Regarding insurance payment, the draft Law stipulates that the obligation to pay insurance money arises from one of the following times: (i) The bankruptcy plan of a credit institution is approved or the State Bank of Vietnam has a document confirming that the foreign bank branch is an organization participating in the Deposit Insurance Scheme and is unable to pay deposits to depositors; (ii) The State Bank of Vietnam has a document suspending the deposit-taking activities of a credit institution under special control so that the Deposit Insurance Scheme can pay depositors when the credit institution has accumulated losses greater than 100% of the value of its charter capital and reserve funds; (iii) It is subject to payment in special cases specified in Article 40 of this Law.

In addition, the draft Law adjusts the time limit for paying insurance premiums earlier than the current Law, and adds a provision that in special cases, the Prime Minister decides to pay all insured deposits of depositors at deposit insurance participating organizations when the obligation to pay insurance premiums arises at the request of the State Bank. The above provisions aim to promote the role of deposit insurance organizations in protecting the rights of depositors and ensuring system safety.

The Deposit Insurance Organization is allowed to use its operating capital to buy and sell government bonds and SBV bills; buy and sell bonds and deposit certificates issued by state-owned commercial banks and joint-stock commercial banks with over 50% of charter capital from state-owned enterprises; deposit money at the State Bank of Vietnam, state-owned commercial banks and joint-stock commercial banks with over 50% of charter capital from state-owned enterprises; and carry out other investment activities as prescribed by the Government.

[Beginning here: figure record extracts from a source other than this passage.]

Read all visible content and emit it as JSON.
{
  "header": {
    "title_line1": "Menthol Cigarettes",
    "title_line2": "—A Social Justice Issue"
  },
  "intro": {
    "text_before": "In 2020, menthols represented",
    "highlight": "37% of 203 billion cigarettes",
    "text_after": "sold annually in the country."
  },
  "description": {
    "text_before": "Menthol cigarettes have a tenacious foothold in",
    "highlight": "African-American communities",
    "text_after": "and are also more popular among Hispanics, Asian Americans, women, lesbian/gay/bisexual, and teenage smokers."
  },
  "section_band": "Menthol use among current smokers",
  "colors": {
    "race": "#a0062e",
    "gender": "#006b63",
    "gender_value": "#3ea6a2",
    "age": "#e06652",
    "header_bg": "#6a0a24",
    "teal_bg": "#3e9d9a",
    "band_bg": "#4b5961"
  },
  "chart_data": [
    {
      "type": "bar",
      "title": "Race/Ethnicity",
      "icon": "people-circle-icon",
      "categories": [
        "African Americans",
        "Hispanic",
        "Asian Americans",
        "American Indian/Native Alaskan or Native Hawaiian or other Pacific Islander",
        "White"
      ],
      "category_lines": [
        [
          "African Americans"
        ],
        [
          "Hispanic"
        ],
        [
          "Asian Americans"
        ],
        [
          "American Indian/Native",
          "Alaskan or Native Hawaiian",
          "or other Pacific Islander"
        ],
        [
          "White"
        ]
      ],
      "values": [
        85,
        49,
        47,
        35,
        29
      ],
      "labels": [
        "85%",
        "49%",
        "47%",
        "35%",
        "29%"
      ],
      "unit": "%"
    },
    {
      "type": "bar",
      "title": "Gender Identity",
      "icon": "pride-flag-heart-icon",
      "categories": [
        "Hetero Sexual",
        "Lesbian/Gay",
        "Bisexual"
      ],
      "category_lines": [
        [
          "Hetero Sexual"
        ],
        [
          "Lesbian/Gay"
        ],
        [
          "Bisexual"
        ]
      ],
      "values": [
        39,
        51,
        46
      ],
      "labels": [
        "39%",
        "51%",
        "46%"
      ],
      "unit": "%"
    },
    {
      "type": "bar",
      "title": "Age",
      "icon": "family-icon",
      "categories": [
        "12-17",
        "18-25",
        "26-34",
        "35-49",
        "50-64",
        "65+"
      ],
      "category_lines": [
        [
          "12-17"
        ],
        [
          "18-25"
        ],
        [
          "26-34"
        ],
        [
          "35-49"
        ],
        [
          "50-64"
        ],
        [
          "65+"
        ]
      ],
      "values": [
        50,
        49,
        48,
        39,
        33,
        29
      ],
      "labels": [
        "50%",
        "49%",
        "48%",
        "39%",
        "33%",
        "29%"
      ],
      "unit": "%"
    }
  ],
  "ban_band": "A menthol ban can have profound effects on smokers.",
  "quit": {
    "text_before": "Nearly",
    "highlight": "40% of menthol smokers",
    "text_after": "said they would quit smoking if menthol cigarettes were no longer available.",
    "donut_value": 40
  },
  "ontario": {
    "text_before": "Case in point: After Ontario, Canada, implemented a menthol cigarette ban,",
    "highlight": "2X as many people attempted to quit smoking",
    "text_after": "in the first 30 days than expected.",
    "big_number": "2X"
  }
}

The draft Law adds a separate chapter regulating the participation of the deposit insurance organization in handling credit institutions, in handling incidents and crises in the operations of credit institutions. Accordingly, the deposit insurance organization shall make special loans to deposit insurance participating organizations when deposit insurance participating organizations are subject to mass withdrawals, and make special loans to deposit insurance participating organizations under special control to implement recovery plans and compulsory transfer plans.

In addition, in accordance with the principles of deposit insurance operations, the deposit insurance organization is allowed to reduce the operational reserve fund for the amount of special loans that cannot be recovered.

Practice shows that when a risk arises that threatens to spread and affect the safety of the system, if there are no quick and timely measures to stabilize the psychology of depositors, it will lead to a rapid chain breakdown that is difficult to overcome.

To respond to a crisis, there needs to be a comprehensive mechanism of many measures, including the participation of the deposit insurance organization. Therefore, the draft Law stipulates: in case of an incident or crisis that threatens to endanger the safety of the credit institution system, the deposit insurance organization will participate in handling the incident or crisis.

The Government decides on the occurrence of incidents and crises and the necessary measures, including other measures other than those prescribed by law, to handle incidents and crises and reports to the National Assembly at the nearest session.